自分の命を救う
ヤングアダルトを対象とするCESファイアサイド・2014年9月14日・ブリガムヤング大学
イエスは,その弟子とピリポ・カイザリヤにおられたとき,次のように尋ねられました。「あなたがたはわたしをだれと言うか」1ペテロは,畏敬の念を込め,雄弁に,また力強く,こう答えました。「あなたこそ生ける神の子キリストです。」2この言葉を読むと,またこの言葉を口にすると,わたしは胸の高鳴りを覚えます。しかし,この神聖な出来事の直後,イエスは弟子たちに差し迫る御自分の死と復活について語り,ペテロは主に反論します。その結果,ペテロは主から,神のことを「思わ」ないで,「人のことを」を思っていると厳しく叱責されます。3その後イエスは,「〔御自分〕の責めた人……にいっそうの愛を示し」4,豊かな永遠の命を得るために,自分の十字架を負って,自分の命を捨てることについて,また御自分がその完全な模範となることについて,ペテロとその兄弟たちに優しく教えられます。教会が制作した「聖書ビデオ」の中で,この出来事がどのように描かれているか見てみましょう。
イエス:人の子は必ず長老,祭司長,律法学者たちから多くの苦しみを受け,殺され,そして三日目によみがえるべきである。
ペテロ:主よ,とんでもないことです。そんなことがあるはずはございません。
イエス:サタンよ,引き下がれ。わたしの邪魔をする者だ。あなたは神のことを思わないで,人のことを思っている。だれでもわたしについてきたいと思うなら,自分を捨て,自分の十字架を負うて,わたしに従ってきなさい。自分の命を救おうと思う者はそれを失い,わたしのために自分の命を失う者は,それを見いだすであろう。たとい人が全世界をもうけても,自分の命を損じたら,何の得になろうか。また人はどんな代価を払って,その命を買いもどすことができようか。人の子は父の栄光のうちに,御使たちを従えて来るが,そのときには実際の行いに応じて,それぞれに報いをえるであろう。5
以下の逆説的とも思える主の宣言についてお話ししたいと思います。「自分の命を救おうと思う者はそれを失い,わたしのために自分の命を失う者は,それを見いだすであろう。」6そこにはわたしたちが理解し,応用すべき教義が教えられています。
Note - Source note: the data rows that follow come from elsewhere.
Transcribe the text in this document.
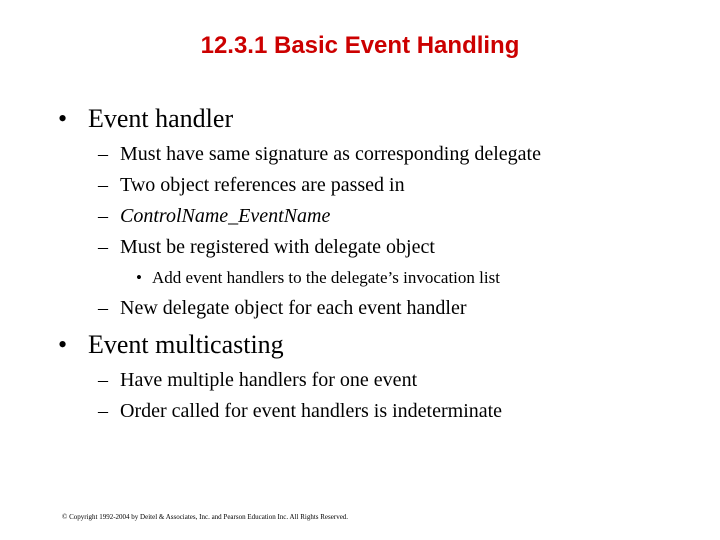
12.3.1 Basic Event Handling
• Event handler
– Must have same signature as corresponding delegate
– Two object references are passed in
– ControlName_EventName
– Must be registered with delegate object
• Add event handlers to the delegate’s invocation list
– New delegate object for each event handler
• Event multicasting
– Have multiple handlers for one event
– Order called for event handlers is indeterminate
© Copyright 1992-2004 by Deitel & Associates, Inc. and Pearson Education Inc. All Rights Reserved.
ある思慮深い教授がこのように述べています。「天が地よりも高いように,皆さんの人生において神の業は,皆さんが語り継がれたいと思う自分の人生よりも偉大なのです。神の生涯は,皆さんの計画,目標,あるいは恐れよりも偉大なのです。自分の命を救うために,皆さんは,分ごとに,日ごとに自分の物語を捨て,自分の人生を主にささげる必要があります。」7
この件について考えれば考えるほど,イエスがどれほど一貫して御自分の人生を御父にささげられたか,生きるも死ぬも,どれほど完全に御自分の人生を御父の御心のために捨てられたかに驚きます。これは今日の自己中心的な世界で幅広く取り入れられてきたサタンの態度や方法とは全く反対です。前世の会議で,御父の神聖な計画の中にあって,率先して救い主の役割を満たそうとしたイエスはこう言われました。「父よ,#あなたの#御心が行われ,栄光はとこしえに#あなたのもの#でありますように。」8一方,ルシフェルは次のように言いました。「御覧ください。わたしがここにいます。わたしをお遣わしください。#わたしは#あなたの子となりましょう。そして,#わたしは#全人類を贖って,一人も失われないようにしましょう。必ず#わたし#はそうします。ですから,#わたしに#あなたの誉れを与えてください。」9
神に従うというキリストの戒めは,悪魔的な戒めをもう一度拒み,わたしたちの命,すなわちミラー兄弟が述べた「わたしたちの物語」を捨てるという戒めです。神が私たち一人ひとりのために想定された真の人生,本物の人生,日の栄えの王国を可能にする人生を選ぶという戒めです。そのような人生は,わたしたちが接触する全ての人を祝福し,わたしたちを聖徒にしてくれます。しかし,わたしたちの限られた視点や意識では,理解を超えた人生です。実際,「目がまだ見ず,耳がまだ聞かず,人の心に思い浮びもしなかったことを,神は,ご自分を愛する者たちのために備えられた」のです。10
主と主の福音のために自分の命を捨てるとはどういうことかについて,もっと主と弟子とのやり取りがあったなら,それがどういう意味なのかについてさらに理解が得られたのではないかと思います。しかし,わたしが良く考えていると,救い主のこの宣言の前後に与えられたコメントは,貴重な指針を提供してくれるということに気づきました。三つの文脈的なコメントについて考えてみたいと思います。
自分を捨て,自分の十字架を負う
最初は,「自分の命を救おうと思う者はそれを失〔う〕」11と言う寸前に言われた主の言葉です。四福音書のそれぞれに記録されているように,イエスはこう言っておられます。「だれでもわたしについてきたいと思うなら,自分を捨て,自分の十字架を負うて,わたしに従ってきなさい。」12ルカは「日々」という言葉を付け加えています。マタイの福音書では,「自分を捨て,日々自分の十字架を負うて,……きなさい。」13ジョセフ・スミス訳,マタイの福音書では,この言葉をさらに拡大し,自分の十字架を負うという言葉を主がどのように定義しておられるか明らかにしています。「そして,自分の十字架を負う者は,すべての不信心とあらゆる世の欲を捨て,わたしの戒めを守らなければならない。」14
この記録はヤコブの宣言と一致します。「父なる神のみまえに清く汚れのない信心とは,困っている孤児や,やもめを見舞い,自らは世の汚れに染まずに,身を清く保つことにほかならない。」15それは日常の生活ですべての清くないものを避け,すべての戒めがかかっている二つの大切な戒めである神と人とを愛するということを守るために,積極的に行動するというということです。16したがって,主がわたしたちのために計画してくださったより偉大な生活のために自分の命を捨てる一つの要素は,日々,自分の十字架を負うということにあるということなのです。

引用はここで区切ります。